Глэсс, которая сама не стеснялась в выражениях, за такие слова лишила бы меня арахисового масла недели на две. Внезапно во мне вскипела злость. Моя собственная мать… нет, не обманула меня, но часть правды утаила. Самую важную часть. В моем случае ложь и умалчивание в принципе сводились к одному и тому же. Я никогда не смогу летать, как Дамбо. Никогда не прославлюсь и не стану звездой. В том, что медвежий бас доктора Айсберта точно так же вкрадчиво вешал на мои бедные уши лапшу, у меня не было ни малейшего сомнения. Я возненавидел его и принца в окровавленном тюрбане. Больно будет.

– Офигеть можно, – содрогнувшись, повторил я и испуганно дернул девочку за плечо.

– Тебя как зовут?

– Катя. А тебя?

– Фил.

– Если я захочу, я могу каждый день есть мороженое. Мое любимое – вишневое, а твое?

– Ванильное… А можно я надену твою ночную рубашку?

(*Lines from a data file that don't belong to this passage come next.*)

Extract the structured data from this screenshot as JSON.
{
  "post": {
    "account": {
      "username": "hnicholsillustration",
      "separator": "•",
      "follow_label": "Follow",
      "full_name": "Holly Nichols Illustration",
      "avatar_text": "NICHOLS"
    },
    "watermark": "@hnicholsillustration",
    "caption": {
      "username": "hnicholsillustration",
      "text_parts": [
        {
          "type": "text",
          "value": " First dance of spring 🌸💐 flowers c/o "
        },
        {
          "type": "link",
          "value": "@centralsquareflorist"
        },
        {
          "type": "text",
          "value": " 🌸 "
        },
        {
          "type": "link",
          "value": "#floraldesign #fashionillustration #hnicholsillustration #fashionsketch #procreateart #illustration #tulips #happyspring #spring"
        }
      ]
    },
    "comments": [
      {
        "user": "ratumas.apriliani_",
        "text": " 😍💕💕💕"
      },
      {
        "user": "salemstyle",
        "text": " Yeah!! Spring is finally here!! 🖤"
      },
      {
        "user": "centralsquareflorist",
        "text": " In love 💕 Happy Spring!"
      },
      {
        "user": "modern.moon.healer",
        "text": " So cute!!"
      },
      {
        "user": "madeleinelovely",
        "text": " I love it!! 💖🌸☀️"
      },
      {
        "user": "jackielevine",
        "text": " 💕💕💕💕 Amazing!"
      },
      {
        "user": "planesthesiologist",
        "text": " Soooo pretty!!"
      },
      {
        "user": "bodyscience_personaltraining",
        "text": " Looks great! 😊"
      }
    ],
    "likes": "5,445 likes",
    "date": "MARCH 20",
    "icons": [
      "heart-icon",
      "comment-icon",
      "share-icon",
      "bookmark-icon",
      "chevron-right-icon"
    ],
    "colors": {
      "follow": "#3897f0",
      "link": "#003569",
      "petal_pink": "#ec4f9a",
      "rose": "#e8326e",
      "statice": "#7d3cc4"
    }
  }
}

Мы вылезли из кровати и стащили с себя одежду. Раздетым я чувствовал себя неловко, в отличие от Кати, которая решительно помотала головой, когда я протянул ей свою пижамку.

– Обойдусь.

– Но мама говорит, что больница – рассадник бактерий.

– Чепуха.

Я был ниже ее ростом, и ночная рубашка доставала мне почти до щиколоток. Она была мягкой и приятно пахла; когда я натягивал ее на плечи, ткань заструилась по моему телу, как поток прохладной воды. Когда мы забрались обратно, Катя прижалась ко мне, голенькая и с головы до пят предоставленная во власть рассаднику бактерий, за исключением забинтованных ушей. Я обнял ее одной рукой, чтобы защитить от них, как мог. Пока я скользил пальцами по непривычно гладкой ткани цветастой ночнушки, Катя за считанные мгновения погрузилась в глубокий, ровный сон. «Америка!» – повторил я, закрывая глаза.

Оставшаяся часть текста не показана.